Asynchronous Resource Request

And now, like in the example from the previous blog post, we're taking advantage of Portlet 3.0's support of PortletAsyncContext in the Resource Phase (see Git repo). The idea, again, is to find ways to have less Threads that end up being stuck waiting for some blocking I/O (because our pool of threads is limited).

public void doServeResource(ResourceRequest resourceRequest, ResourceResponse resourceResponse)
        throws PortletException {
        
    int start = ParamUtil.get(resourceRequest, "start", 0);
    int count = ParamUtil.get(resourceRequest, "count", 20);
        
    PortletAsyncContext asyncContext = resourceRequest.startPortletAsync(resourceRequest, resourceResponse);
    ListBookingsAsyncListener listener = new ListBookingsAsyncListener();
    asyncContext.setTimeout(10000);
    asyncContext.addListener(listener);
        
    ListBookingsAsyncHandler handler = new ListBookingsAsyncHandler(asyncContext);
    Future<?> future = _bookingLocalService.listBookingsAsync(start, count, handler);
    handler.setFuture(future);

    listener.setHandler(handler);
        
    asyncContext.start(handler);
        
}

The listBookingsAsync method takes a callback handler as a parameter and returns a future that we're going to use to cancel requests in case our ResourceResponse times out.

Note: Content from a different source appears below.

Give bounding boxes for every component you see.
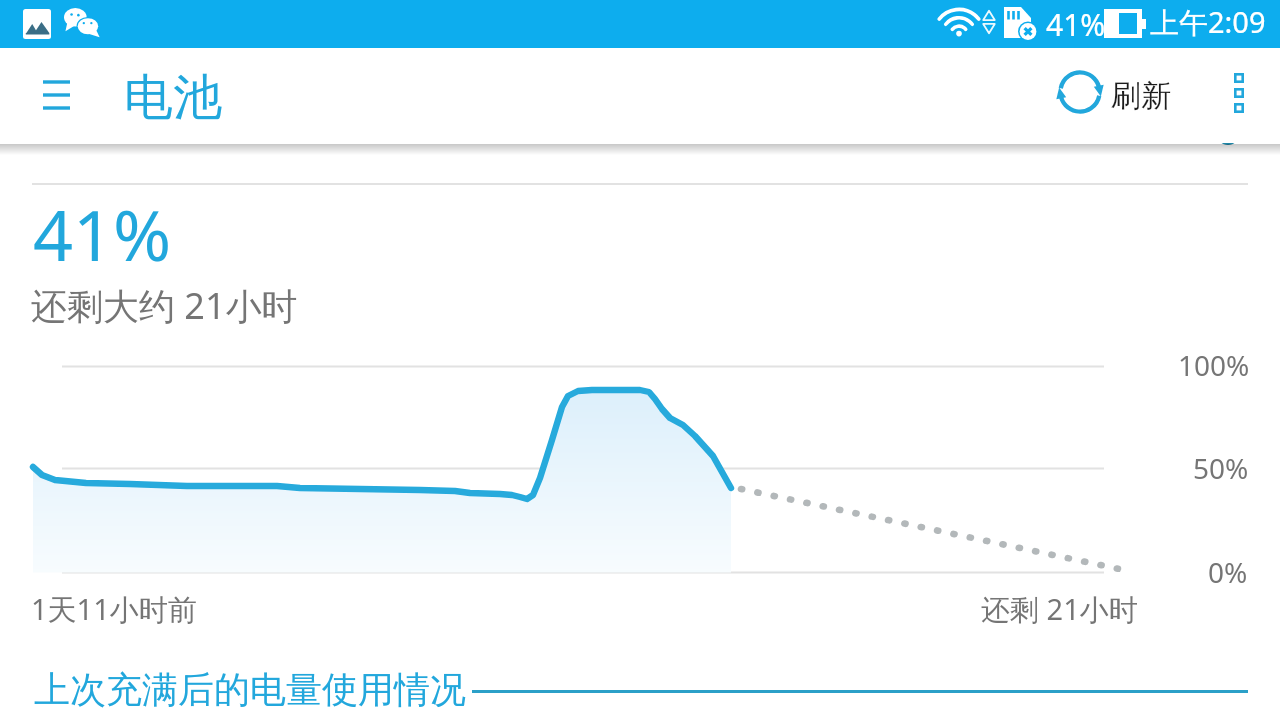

The handler reacts to CXF's callback and handles the response (see Git repo):

public void handleResponse(Response<ListBookingsResponse> res) {

    PortletRequestDispatcher portletRequestDispatcher;
    ResourceRequest resourceRequest = this._asyncContext.getResourceRequest();
    ResourceResponse resourceResponse = this._asyncContext.getResourceResponse();
        
    LOG.debug("ListBookingsAsyncHandler handles response");

    try {
        ListBookingsResponse listBookingsResponse = res.get();
        resourceRequest.setAttribute("bookings", listBookingsResponse.getBookingId());
        LOG.debug("ListBookingsAsyncHandler dispatches to /listAsync.jsp");
        portletRequestDispatcher = resourceRequest.getPortletContext().getRequestDispatcher("/listAsync.jsp");
    } catch (InterruptedException | ExecutionException e) {
        LOG.error("ListBookingsAsyncHandler exception", e);
        LOG.debug("ListBookingsAsyncHandler dispatches to /error.jsp");
        portletRequestDispatcher = resourceRequest.getPortletContext().getRequestDispatcher("/error.jsp");
    }
        
    try {
        portletRequestDispatcher.include(resourceRequest, resourceResponse);
        resourceResponse.flushBuffer();
    } catch (PortletException | IOException e) {
        LOG.error("ListBookingsAsyncHandler exception", e);
    }

    this._asyncContext.complete();
        
}

The handler determines whether it is a succesful or exceptional outcome and determines which JSP is going to be used to output the response using a PortletRequestDispatcher.

Eventually, the AsyncContextListener takes care of managing the timeout of the ResourceResponse in order to cancel the CXF web service call in case it's taking too long (see Git repo):

@Override
public void onTimeout(PortletAsyncEvent evt) throws IOException {
    handler.cancelRequest();
}

The handler having a method to cancel the request through the reference to the Future<?> (see Git repo):

public void cancelRequest() {
    _future.cancel(true);
}

Conclusion and next steps

The architecture of this project can be summarized with the following diagram:


See the complete source code of the sample project in this git repository (and follow the instructions in the readme file to deploy the required bundles to your Liferay installation).

As for the previous blog post, this is new practice and I expect that this sample project may start some discussion around the ideas shared in the blog post, leading to some corrections and improvements so as to define future best practices.

Expect some time before the next blog posts in this series. Next thing I'd like to tackle is integration with some message bus technology, using either ActiveMQ, RabbitMQ, Kafka or maybe XMPP (a chat protocol). This could be a good opportunity to explore how to manage server to browser communication, and check what's the current status of WebSockets support for example.